Support Questions
Find answers, ask questions, and share your expertise

Suggestions for sharing Hive table data in the cloud?

Super Collaborator

We want to share some of the data we have in Hive with external users - those who do not have access to our cluster.

Ideally, I would like to setup a daily process to push the output of certain queries to AWS in such a way that users outside our office/VPN could perform queries against that data.

I can think of a handful of complicated ways to accomplish this, but I'm guessing this has to be a pretty common use case.

What are some good options to get large amounts of data from a baremetal cluster to a cloud resource without tying up an upload pipe all the time?

Thanks in advance


@Zack Riesland,

hive -e "create table my_export stored as text location 's3n://my_bucket/my_export' as select * from my_table;"

Or some variation of the above works pretty well. This will be a parallel write into s3 as if it was just another directory on HDFS. You will need to use AWS APIs to configure needed security policies on the bucket and/or "subfolders".

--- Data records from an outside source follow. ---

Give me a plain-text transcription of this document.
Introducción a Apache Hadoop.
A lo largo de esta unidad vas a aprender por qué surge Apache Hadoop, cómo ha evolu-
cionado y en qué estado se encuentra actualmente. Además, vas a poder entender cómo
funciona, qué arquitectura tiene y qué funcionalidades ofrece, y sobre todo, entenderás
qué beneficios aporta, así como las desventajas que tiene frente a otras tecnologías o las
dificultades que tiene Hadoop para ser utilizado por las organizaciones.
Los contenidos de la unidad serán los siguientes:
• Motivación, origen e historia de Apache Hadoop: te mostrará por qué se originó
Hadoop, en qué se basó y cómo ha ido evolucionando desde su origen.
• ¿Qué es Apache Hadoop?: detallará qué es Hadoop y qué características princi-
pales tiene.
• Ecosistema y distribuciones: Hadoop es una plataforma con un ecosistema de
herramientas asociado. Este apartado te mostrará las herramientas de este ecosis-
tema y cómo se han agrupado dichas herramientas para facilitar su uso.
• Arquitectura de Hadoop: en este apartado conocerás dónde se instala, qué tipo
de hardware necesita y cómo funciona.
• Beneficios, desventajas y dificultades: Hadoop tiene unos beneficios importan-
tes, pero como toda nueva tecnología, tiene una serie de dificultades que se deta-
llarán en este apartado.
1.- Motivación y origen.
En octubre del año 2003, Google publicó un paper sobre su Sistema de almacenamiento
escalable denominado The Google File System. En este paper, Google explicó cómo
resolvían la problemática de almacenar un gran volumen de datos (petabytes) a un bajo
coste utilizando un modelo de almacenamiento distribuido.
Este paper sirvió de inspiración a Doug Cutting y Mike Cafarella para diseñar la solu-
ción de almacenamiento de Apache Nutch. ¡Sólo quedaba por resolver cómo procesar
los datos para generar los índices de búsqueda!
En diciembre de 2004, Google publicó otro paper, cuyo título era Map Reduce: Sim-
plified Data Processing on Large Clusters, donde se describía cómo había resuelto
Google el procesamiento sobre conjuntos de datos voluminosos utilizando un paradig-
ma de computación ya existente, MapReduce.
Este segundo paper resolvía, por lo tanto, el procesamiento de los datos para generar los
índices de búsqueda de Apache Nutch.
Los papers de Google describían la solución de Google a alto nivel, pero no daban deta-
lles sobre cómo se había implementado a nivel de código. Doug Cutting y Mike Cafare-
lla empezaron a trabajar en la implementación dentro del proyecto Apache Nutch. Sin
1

S3a would be better, but depending on your cluster version, s3n will just work whereas there are kinks with S3a yet to be worked out.

Super Collaborator

Thanks Randy,

That's helpful - and very slick - for a particular use case.

But suppose the end user (who runs the query) doesn't have a hadoop cluster or EMR instance.

They just want to open SquirrelSQL (or whatever) or perform a query.

That's more the situation I'm trying to figure out.

Correct me if you know otherwise, but Squirrel isn't a SQL engine itself. It needs a backend to connect to before it can do much of anything.

When doing data exploration outside of a Hadoop environment, I've had success using standalone Zeppelin/Spark as a way to run SQL against static files (including stored in S3).

Super Collaborator

Thanks Randy.

I wonder if anyone has experience connecting Hive to Aurora or RDS (?)